Ce roman confirme une certaine évolution ressentie dans l'œuvre complète, à ce jour, de son auteur. Les romans de Michel Houellebecq se suivent tous finalement et s'inscrivent dans une même logique qui nous conduit vers un but commun : l'anéantissement de l'Homme par l'Homme et la complaisance individuelle représentée ici par l'immortalité des néo-humains. Le personnage principal (Daniel) participe enfin à ce grand moment et contribue à l'aboutissement de ce projet tant attendu par les adeptes de la secte Elohimite. Projet qui ne va finalement que dénaturer l'être humain (par exemple avec son prénom qui s'incrémente : Daniel24, Daniel25 ...) et le rendre inapte à toute procréation naturelle (inutilité, impossibilité et désintéressement de tout rapport sexuel dans le futur). Le récit est original puisqu'il est composé des commentaires de Daniel24 et de Daniel25 au sujet du déclin de notre civilisation actuelle par le biais de l'autobiographie de l'être original : Daniel (appelé également Daniel1). En effet, la vie d'aujourd'hui est analysée, ressentie, décortiquée et critiquée par les successeurs (clones en réalité) de Daniel. Avec cette fiction, Houellebecq invente une nouvelle forme d'immortalité dans la littérature : le clonage à répétition des mêmes sujets. Comme à son habitude, l'auteur semble offrir à son lecteur certains éléments qui pourraient être autobiographiques.
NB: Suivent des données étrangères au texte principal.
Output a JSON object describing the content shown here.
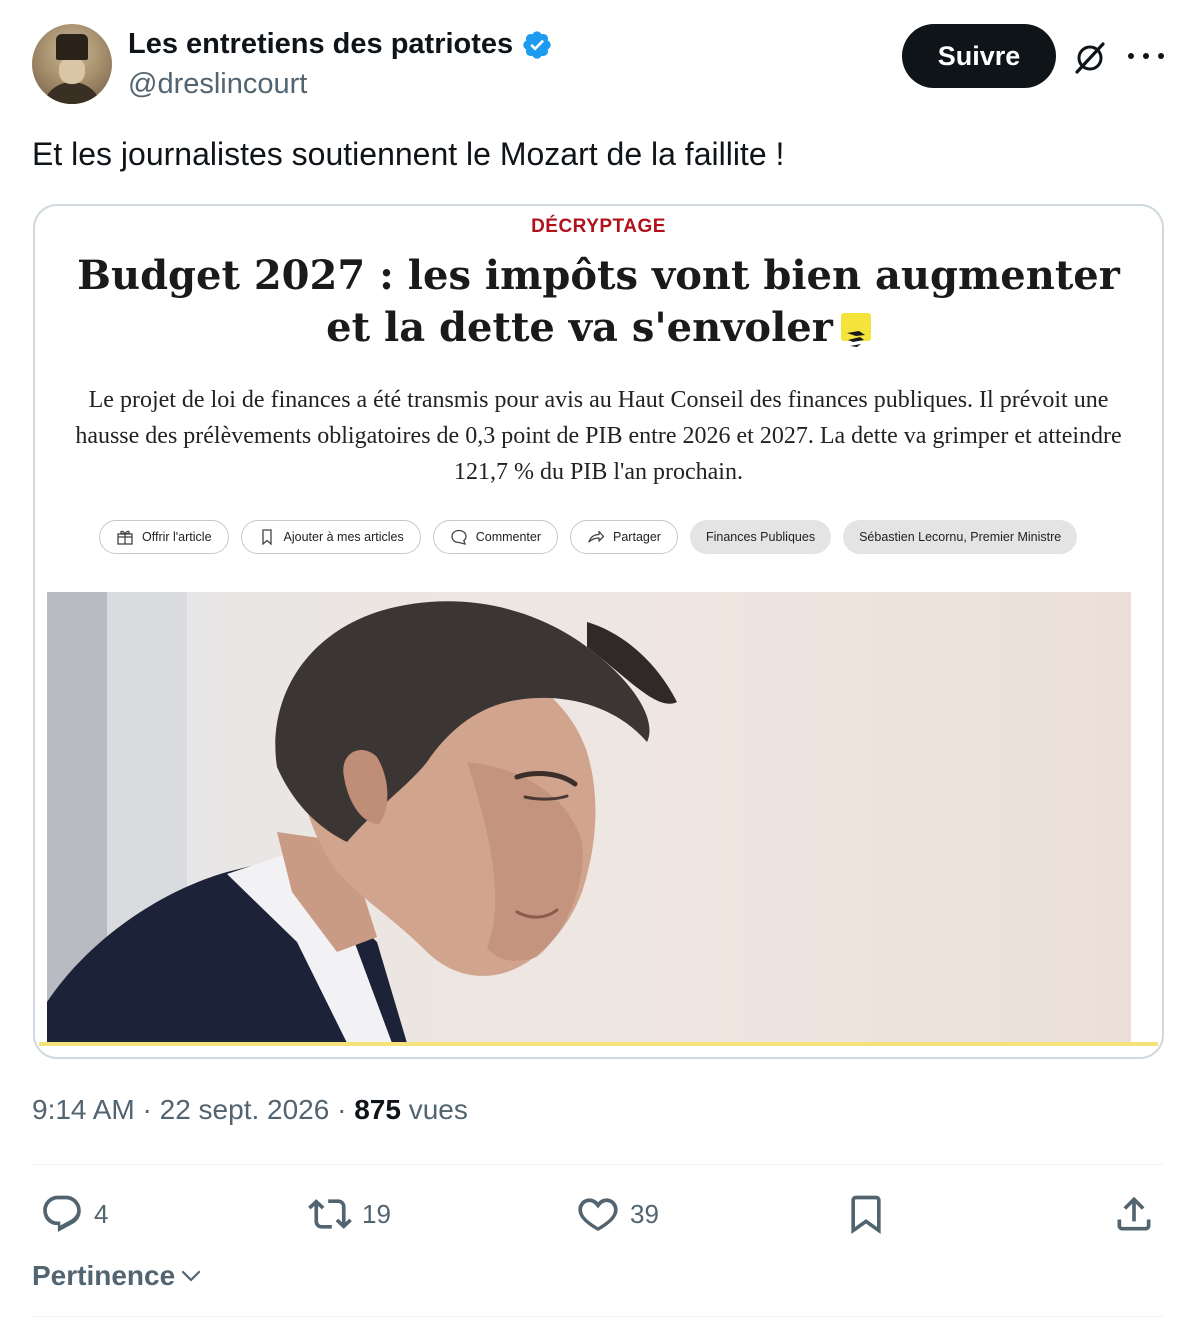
{
  "author": {
    "display_name": "Les entretiens des patriotes",
    "handle": "@dreslincourt",
    "verified": true,
    "verified_color": "#1d9bf0"
  },
  "header": {
    "follow_label": "Suivre",
    "grok_icon": "grok-slash-icon",
    "more_icon": "more-dots-icon"
  },
  "tweet": {
    "text": "Et les journalistes soutiennent le Mozart de la faillite !"
  },
  "card": {
    "kicker": "DÉCRYPTAGE",
    "kicker_color": "#b0111b",
    "headline": "Budget 2027 : les impôts vont bien augmenter et la dette va s'envoler",
    "lede": "Le projet de loi de finances a été transmis pour avis au Haut Conseil des finances publiques. Il prévoit une hausse des prélèvements obligatoires de 0,3 point de PIB entre 2026 et 2027. La dette va grimper et atteindre 121,7 % du PIB l'an prochain.",
    "actions": [
      {
        "label": "Offrir l'article",
        "icon": "gift-icon"
      },
      {
        "label": "Ajouter à mes articles",
        "icon": "bookmark-icon"
      },
      {
        "label": "Commenter",
        "icon": "comment-icon"
      },
      {
        "label": "Partager",
        "icon": "share-arrow-icon"
      }
    ],
    "tags": [
      "Finances Publiques",
      "Sébastien Lecornu, Premier Ministre"
    ]
  },
  "meta": {
    "time": "9:14 AM",
    "date": "22 sept. 2026",
    "views_count": "875",
    "views_label": "vues"
  },
  "stats": {
    "replies": "4",
    "reposts": "19",
    "likes": "39"
  },
  "sort": {
    "label": "Pertinence"
  }
}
On retrouve un homme assagit qui reconnait ses torts et ses faiblesses et qui se penche avec sérieux sur le résumé de sa vie ("J'avais probablement accordé trop d'importance à la sexualité, c'était indiscutable").
Nous étions nous-mêmes des êtres incomplets, des êtres de transition, dont la destinée était de préparer l'avènement d'un futur numérique.
Autant Houellebecq maîtrise à merveille la forme de son roman, autant j'ai parfois quelques difficultés avec le fond qu'il lui offre (la place de la femme dans ses romans par exemple). Notamment avec l'encensement ici de la secte Elohimite alias la secte de Raël (Elohimite est d'ailleurs le nom donné aux extra-terrestres par les raëliens). Cette organisation sectaire basée sur une idée farfelue a quand même fait l'objet de plusieurs accusations de pédophilie. Attendons 2035 pour vérifier si Raël avait vu juste avec l'arrivée des extra-terrestres sur Terre ... en attendant il continue à amasser l'argent de ses 'disciples' et à les inciter à la pornographie pour assouvir ses propres fantasmes. Dans le roman, Daniel est aux élohimites ce qu'est Tom Cruise pour la Scientologie ; un VIP qui permet à la secte d'évoluer, se faire connaître. Mais contrairement à l'acteur, Daniel, qui est un célèbre humoriste, ne joue pas les pantins. Il se situe plutôt comme un spectateur conscient des tricheries et des manipulations qui y règnent. Il ne semble pas croire non plus aux fondements de la secte et mentionne en plus que le prophète est le seul à jouir pleinement de leurs doctrines sexuelles ("son objectif était [...] de castrer ses auditeurs"). Par contre, il restera tout de même un fidèle partisan. Jusqu'à la fin des temps ?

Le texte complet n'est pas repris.